P.S: The following IP's don't seam to be the same, as the one's you get when connected to VPN.
for exemple: The App connect to Server 185.189.112.66 by my WAN IP was 185.189.112.125.

Just in case someone else want's to try
I attached a Basic Firewall-Script to Block a sample of Windscribe-Servers

I don't know how long this will work .
But on the 11.11.2021, it worked for following Servers:

Germany Frankfurt - Castle
France Paris - Seine
United Kingdom London - Custard
United Kingdom London - Crumpets
Canada East Montreal - Expo 67
Canada East Toronto - The 6
Canada East Toronto - Comfort Zone
Canada West Vancouver - Granville
Canada West Vancouver - Vansterdam

Conny finally figures it out at age 99 but misses his kids and grandkids growing up.

The futility of it all!!

....
https://www.bing.com/videos/search?q=wh ... M%3DHDRSC3

is anyone facing the same issue?
what other solution there is, apart from deploying expensive firewall or assigning massive amount of public IP addresses ?

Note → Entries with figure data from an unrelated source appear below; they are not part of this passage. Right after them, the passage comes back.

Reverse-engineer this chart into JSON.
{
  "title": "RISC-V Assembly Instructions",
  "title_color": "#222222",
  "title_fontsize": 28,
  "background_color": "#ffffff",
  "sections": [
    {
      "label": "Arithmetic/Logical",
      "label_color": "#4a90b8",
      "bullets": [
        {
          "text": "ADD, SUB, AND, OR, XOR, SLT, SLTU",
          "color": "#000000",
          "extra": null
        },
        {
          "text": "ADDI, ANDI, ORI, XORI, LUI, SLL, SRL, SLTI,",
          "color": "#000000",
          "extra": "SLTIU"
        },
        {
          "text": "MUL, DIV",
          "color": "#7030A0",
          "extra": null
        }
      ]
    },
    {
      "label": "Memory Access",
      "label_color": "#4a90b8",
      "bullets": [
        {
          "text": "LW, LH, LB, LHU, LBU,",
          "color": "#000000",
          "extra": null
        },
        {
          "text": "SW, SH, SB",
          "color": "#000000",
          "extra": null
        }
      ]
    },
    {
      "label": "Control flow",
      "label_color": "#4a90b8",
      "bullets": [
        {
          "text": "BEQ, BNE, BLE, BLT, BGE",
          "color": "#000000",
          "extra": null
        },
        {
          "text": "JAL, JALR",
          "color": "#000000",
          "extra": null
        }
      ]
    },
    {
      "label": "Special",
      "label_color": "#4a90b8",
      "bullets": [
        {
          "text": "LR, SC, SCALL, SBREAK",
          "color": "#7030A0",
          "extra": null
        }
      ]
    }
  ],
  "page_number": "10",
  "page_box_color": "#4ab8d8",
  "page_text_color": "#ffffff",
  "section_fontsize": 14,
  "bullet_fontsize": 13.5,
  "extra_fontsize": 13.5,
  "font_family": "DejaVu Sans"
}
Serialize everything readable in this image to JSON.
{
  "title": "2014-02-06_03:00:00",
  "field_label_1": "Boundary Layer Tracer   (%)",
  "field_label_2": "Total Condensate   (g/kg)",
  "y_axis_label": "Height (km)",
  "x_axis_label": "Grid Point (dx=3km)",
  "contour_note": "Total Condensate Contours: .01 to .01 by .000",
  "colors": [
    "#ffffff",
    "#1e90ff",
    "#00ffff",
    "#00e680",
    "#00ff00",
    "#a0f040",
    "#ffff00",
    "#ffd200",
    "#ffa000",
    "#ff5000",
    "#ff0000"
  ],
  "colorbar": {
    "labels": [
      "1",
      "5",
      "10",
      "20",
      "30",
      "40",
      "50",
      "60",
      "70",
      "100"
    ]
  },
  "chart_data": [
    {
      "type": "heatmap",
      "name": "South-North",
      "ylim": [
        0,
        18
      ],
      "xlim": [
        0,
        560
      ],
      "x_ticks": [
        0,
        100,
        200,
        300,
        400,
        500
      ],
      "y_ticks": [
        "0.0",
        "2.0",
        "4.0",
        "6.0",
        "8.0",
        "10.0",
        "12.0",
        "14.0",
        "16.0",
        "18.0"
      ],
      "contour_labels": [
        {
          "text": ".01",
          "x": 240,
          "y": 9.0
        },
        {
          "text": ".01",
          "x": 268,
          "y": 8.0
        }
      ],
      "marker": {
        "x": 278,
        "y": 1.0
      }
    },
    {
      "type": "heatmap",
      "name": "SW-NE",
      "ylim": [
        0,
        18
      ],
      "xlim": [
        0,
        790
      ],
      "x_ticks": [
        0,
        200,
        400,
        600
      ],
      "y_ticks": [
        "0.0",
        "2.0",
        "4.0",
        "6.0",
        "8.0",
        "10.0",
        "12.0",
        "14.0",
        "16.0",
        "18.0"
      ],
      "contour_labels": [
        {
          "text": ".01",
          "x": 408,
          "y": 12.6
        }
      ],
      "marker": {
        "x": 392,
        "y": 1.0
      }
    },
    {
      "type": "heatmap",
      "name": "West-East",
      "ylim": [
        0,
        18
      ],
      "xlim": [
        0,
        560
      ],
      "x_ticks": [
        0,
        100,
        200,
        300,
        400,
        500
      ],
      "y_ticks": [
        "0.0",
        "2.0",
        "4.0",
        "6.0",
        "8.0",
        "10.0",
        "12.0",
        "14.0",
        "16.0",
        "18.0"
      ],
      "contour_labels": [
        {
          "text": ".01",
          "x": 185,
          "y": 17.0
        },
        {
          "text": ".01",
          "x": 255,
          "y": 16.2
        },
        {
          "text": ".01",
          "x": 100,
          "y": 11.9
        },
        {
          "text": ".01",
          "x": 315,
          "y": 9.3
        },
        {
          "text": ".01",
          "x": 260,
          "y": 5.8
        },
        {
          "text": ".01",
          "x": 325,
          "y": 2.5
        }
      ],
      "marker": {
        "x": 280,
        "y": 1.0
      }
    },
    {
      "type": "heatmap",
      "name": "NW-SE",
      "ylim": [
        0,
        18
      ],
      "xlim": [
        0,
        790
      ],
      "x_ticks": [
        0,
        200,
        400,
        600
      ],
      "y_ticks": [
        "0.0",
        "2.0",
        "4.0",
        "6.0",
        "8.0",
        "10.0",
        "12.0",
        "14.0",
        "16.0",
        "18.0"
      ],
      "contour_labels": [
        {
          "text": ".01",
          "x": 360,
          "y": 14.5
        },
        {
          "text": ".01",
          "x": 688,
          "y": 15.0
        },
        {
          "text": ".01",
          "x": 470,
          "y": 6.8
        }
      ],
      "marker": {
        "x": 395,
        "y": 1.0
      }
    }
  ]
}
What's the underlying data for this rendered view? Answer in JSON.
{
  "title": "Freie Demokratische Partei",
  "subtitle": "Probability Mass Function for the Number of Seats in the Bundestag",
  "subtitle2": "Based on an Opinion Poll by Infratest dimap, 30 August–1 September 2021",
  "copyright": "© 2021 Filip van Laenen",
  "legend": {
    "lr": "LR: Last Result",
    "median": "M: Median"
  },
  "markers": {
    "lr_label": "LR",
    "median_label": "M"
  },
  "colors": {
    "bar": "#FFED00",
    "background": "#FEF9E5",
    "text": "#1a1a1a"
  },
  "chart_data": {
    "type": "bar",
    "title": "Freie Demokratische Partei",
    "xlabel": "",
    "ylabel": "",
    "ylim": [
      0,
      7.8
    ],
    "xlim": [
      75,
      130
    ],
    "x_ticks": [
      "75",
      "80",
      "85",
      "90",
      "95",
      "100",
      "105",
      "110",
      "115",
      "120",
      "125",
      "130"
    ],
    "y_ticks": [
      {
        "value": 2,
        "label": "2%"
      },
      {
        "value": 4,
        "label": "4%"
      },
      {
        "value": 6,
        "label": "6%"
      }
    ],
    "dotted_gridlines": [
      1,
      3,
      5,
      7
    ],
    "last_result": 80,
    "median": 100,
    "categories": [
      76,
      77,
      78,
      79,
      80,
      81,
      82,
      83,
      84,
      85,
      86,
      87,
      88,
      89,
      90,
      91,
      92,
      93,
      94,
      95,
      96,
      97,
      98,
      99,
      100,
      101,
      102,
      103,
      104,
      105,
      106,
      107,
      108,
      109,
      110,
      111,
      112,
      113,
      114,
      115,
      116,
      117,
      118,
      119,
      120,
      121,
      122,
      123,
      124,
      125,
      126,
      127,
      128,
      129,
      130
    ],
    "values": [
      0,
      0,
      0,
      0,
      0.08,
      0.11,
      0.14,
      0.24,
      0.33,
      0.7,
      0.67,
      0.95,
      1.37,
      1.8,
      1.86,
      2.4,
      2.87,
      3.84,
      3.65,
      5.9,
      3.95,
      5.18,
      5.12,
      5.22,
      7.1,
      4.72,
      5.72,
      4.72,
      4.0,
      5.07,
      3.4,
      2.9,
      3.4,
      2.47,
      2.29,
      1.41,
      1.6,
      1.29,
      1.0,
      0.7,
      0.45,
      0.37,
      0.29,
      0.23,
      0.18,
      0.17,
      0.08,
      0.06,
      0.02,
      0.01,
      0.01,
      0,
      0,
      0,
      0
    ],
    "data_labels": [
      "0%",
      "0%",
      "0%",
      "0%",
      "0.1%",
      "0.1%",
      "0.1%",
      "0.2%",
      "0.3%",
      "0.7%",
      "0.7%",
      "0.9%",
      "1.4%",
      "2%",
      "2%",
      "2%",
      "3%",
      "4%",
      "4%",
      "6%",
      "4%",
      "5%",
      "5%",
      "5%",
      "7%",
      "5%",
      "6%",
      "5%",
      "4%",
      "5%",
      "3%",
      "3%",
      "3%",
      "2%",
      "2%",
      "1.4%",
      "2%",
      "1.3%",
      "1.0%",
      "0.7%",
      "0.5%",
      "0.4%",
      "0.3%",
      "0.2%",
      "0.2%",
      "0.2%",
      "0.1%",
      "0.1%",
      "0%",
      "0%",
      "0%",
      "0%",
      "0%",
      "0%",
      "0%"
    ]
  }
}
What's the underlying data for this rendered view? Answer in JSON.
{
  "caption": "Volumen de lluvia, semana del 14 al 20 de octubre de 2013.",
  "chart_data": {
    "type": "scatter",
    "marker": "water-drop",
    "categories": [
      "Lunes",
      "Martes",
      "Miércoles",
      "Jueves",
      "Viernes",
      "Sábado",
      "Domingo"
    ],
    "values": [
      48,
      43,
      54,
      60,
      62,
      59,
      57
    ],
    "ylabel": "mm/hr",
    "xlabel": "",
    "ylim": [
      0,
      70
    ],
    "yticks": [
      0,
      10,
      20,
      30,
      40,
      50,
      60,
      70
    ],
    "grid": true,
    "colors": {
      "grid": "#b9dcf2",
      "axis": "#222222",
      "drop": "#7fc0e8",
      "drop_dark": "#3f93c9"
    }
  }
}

Not directly, although we have come across similar from companies we provide support/consultancy for.

If you have a hundreds of clients behind NAT and a reasonable proportion of them are using the same service at the same time, be it BBC / Amazon / Netflix, their monitoring systems become suspicious. Then it likely only needs a few clients using acting as exit points for VPN tunnels to become listed. AFAIK there is no easy way to fix this, and I suspect it could afflict any ISP using CGNAT or large hotels too.

Could Windscribe be a red herring as they appear to have their own exit points which would be the addresses to become listed. Maybe some peer-to-peer VPN system where clients also act as exit points.

It's quite common that various streaming sites block VPN providers.